The special supplement to Neurosurgery
presents authoritative updates by experts working in the field of surgical robotics and VR technology, drawn from a wide range of disciplines. Topics include robotic technologies already in use, such as the "neuroArm" image-guided neurosurgical robot; reviews of progress in areas such as 3-D neurosurgical planning and virtual endoscopy; and new thinking on the best approaches to development, evaluation, and clinical uses of VR and robotic technologies.
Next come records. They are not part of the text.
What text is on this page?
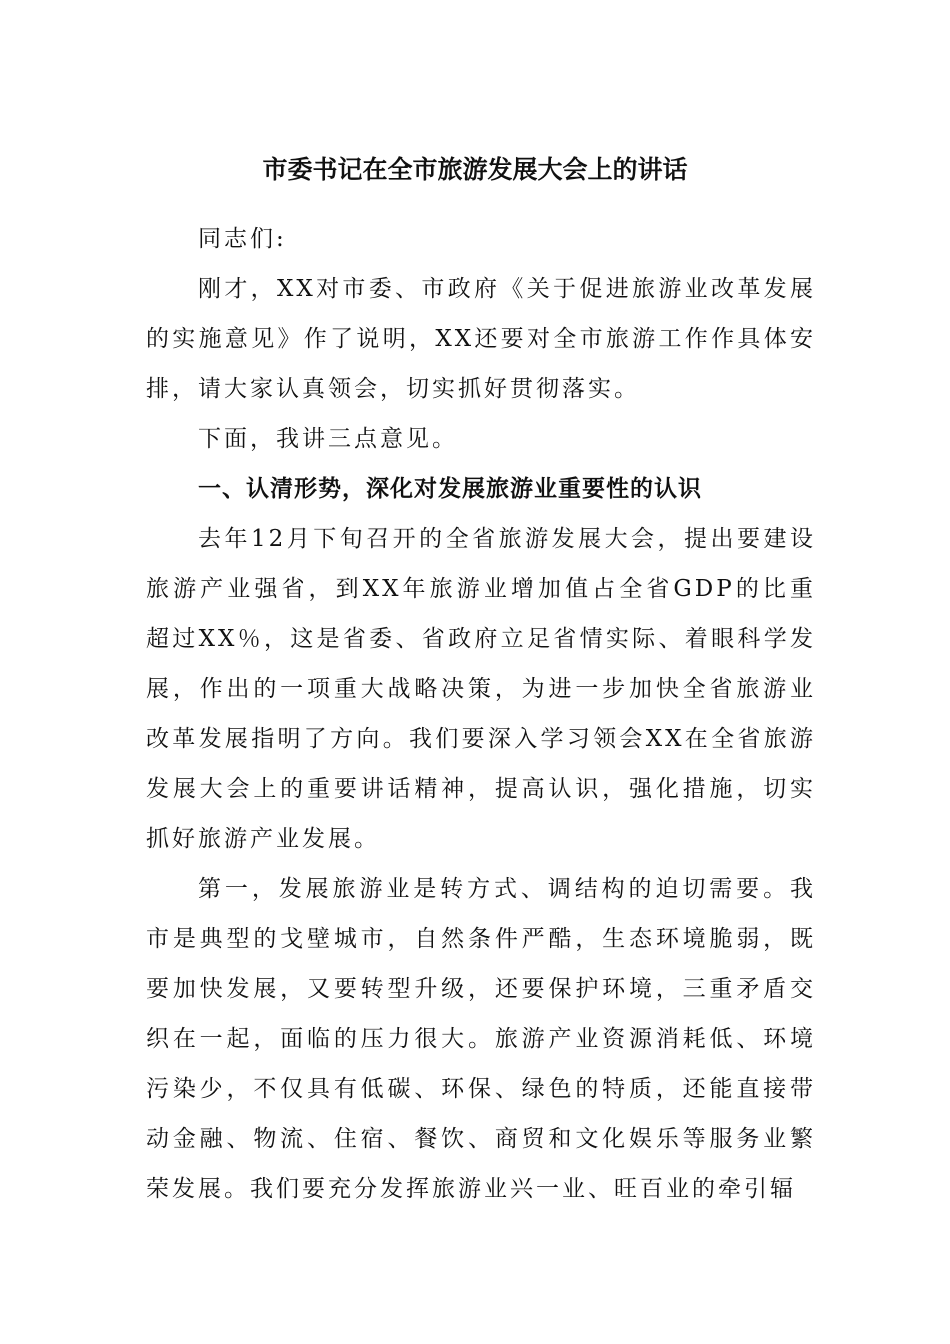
市委书记在全市旅游发展大会上的讲话

同志们:

刚才，XX对市委、市政府《关于促进旅游业改革发展的实施意见》作了说明，XX还要对全市旅游工作作具体安排，请大家认真领会，切实抓好贯彻落实。

下面，我讲三点意见。

一、认清形势，深化对发展旅游业重要性的认识

去年12月下旬召开的全省旅游发展大会，提出要建设旅游产业强省，到XX年旅游业增加值占全省GDP的比重超过XX％，这是省委、省政府立足省情实际、着眼科学发展，作出的一项重大战略决策，为进一步加快全省旅游业改革发展指明了方向。我们要深入学习领会XX在全省旅游发展大会上的重要讲话精神，提高认识，强化措施，切实抓好旅游产业发展。

第一，发展旅游业是转方式、调结构的迫切需要。我市是典型的戈壁城市，自然条件严酷，生态环境脆弱，既要加快发展，又要转型升级，还要保护环境，三重矛盾交织在一起，面临的压力很大。旅游产业资源消耗低、环境污染少，不仅具有低碳、环保、绿色的特质，还能直接带动金融、物流、住宿、餐饮、商贸和文化娱乐等服务业繁荣发展。我们要充分发挥旅游业兴一业、旺百业的牵引辐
But numerous and daunting technical challenges remain to be met before robotic and VR technologies become widely used in clinical neurosurgery. For example, VR environments require extremely fast processing times to provide the surgeon with continuously updated sensory information—equal to or faster than the brain's ability to perceive it.
Economic challenges include the high costs of developing and implementing VR and robotic technologies, especially in terms of showing that the costs are justified by benefits to the patient. Continued progress in miniaturization will play an important role both in overcoming the technical challenges and in making the technology cost-effective.
The editors of Neurosurgery
hope their supplement will stimulate interest and further progress in the development and practical implementation of VR and robotic technologies for neurosurgery. Dr. Sutherland adds, "Collaboration between the fields of medicine, engineering, science, and technology will allow innovations in these fields to converge in new products that will benefit patients with neurosurgical disease."